Vertical Dependency in Sequences of Categorical Random Variables

For the full text, including proofs, download the pdf here.

Abstract

This paper develops a more general theory of sequences of dependent categorical random variables, extending the works of Korzeniowski (2013) and Traylor (2017) that studied first-kind dependency in sequences of Bernoulli and categorical random variables, respectively. A more natural form of dependency, sequential dependency, is defined and shown to retain the property of identically distributed but dependent elements in the sequence. The cross-covariance of sequentially dependent categorical random variables is proven to decrease exponentially in the dependency coefficient \delta as the distance between the variables in the sequence increases. We then generalize the notion of vertical dependency to describe the relationship between a categorical random variable in a sequence and its predecessors, and define a class of generating functions for such dependency structures. The main result of the paper is that any sequence of dependent categorical random variables generated from a function in the class \mathscr{C}_{\delta} that is dependency continuous yields identically distributed but dependent random variables. Finally, a graphical interpretation is given and several examples from the generalized vertical dependency class are illustrated.

Introduction

Many statistical tools and distributions rely on the independence of a sequence or set of random variables. The sum of independent Bernoulli random variables yields a binomial random variable. More generally, the sum of independent categorical random variables yields a multinomial random variable. Independent Bernoulli trials also form the basis of the geometric and negative binomial distributions, though the focus is on the number of failures before the first (or rth success). [2] In data science, linear regression relies on independent and identically distributed (i.i.d.) error terms, just to name a few examples.

The necessity of independence filters throughout statistics and data science, although real data rarely is actually independent. Transformations of data to reduce multicollinearity (such as principal component analysis) are commonly used before applying predictive models that require assumptions of independence. This paper aims to continue building a formal foundation of dependency among sequences of random variables in order to extend these into generalized distributions that do not rely on mutual independence in order to better model the complex nature of real data. We build on the works of Korzeniowski [1] and Traylor [3] who both studied first-kind (FK) dependence for Bernoulli and categorical random variables, respectively, in order to define a general class of functions that generate dependent sequences of categorical random variables.

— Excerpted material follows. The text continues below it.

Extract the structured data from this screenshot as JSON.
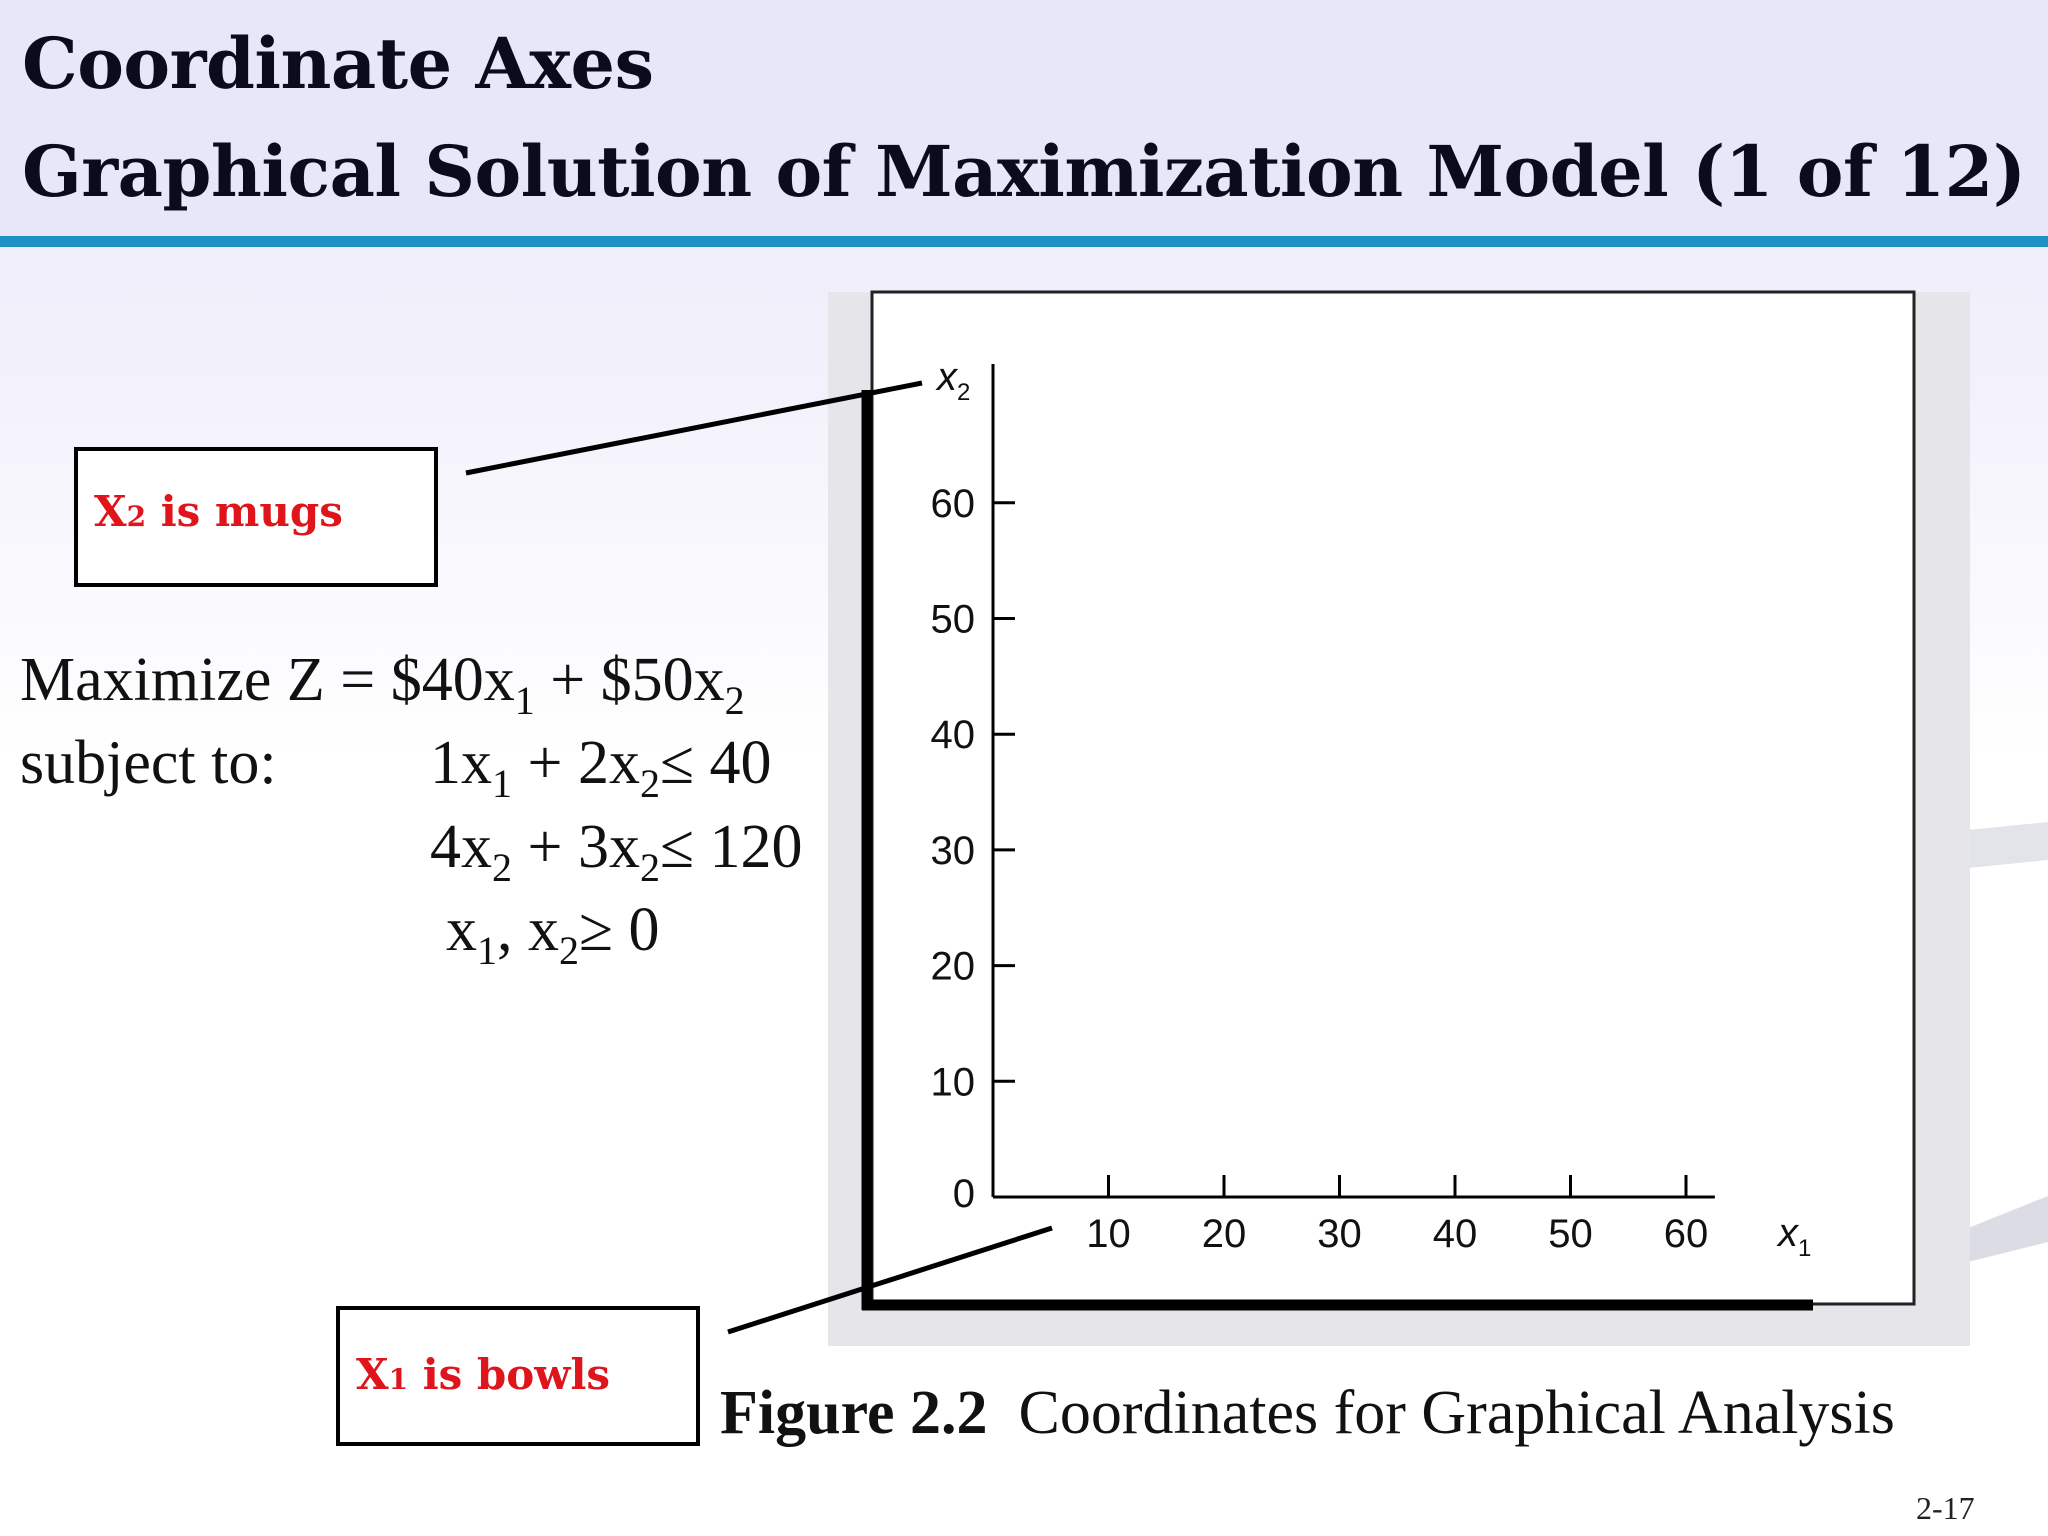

The next section gives a brief review of the original work by Korzeniowski [1] and Traylor [3]. In Section 2, a new dependency structure, sequential dependency is introduced, and the cross-covariance matrix for two sequentially dependent categorical random variables is derived. Sequentially dependent categorical random variables are identically distributed but dependent. Section 3.1 generalized the notion of vertical dependency structures into a class that encapsulates both the first-kind (FK) dependence of Korzeniowski [1] and Traylor [3] and shows that all such sequences of dependent random variables are identically distributed. We also provide a graphical interpretation and illustrations of several examples of vertical dependency structures.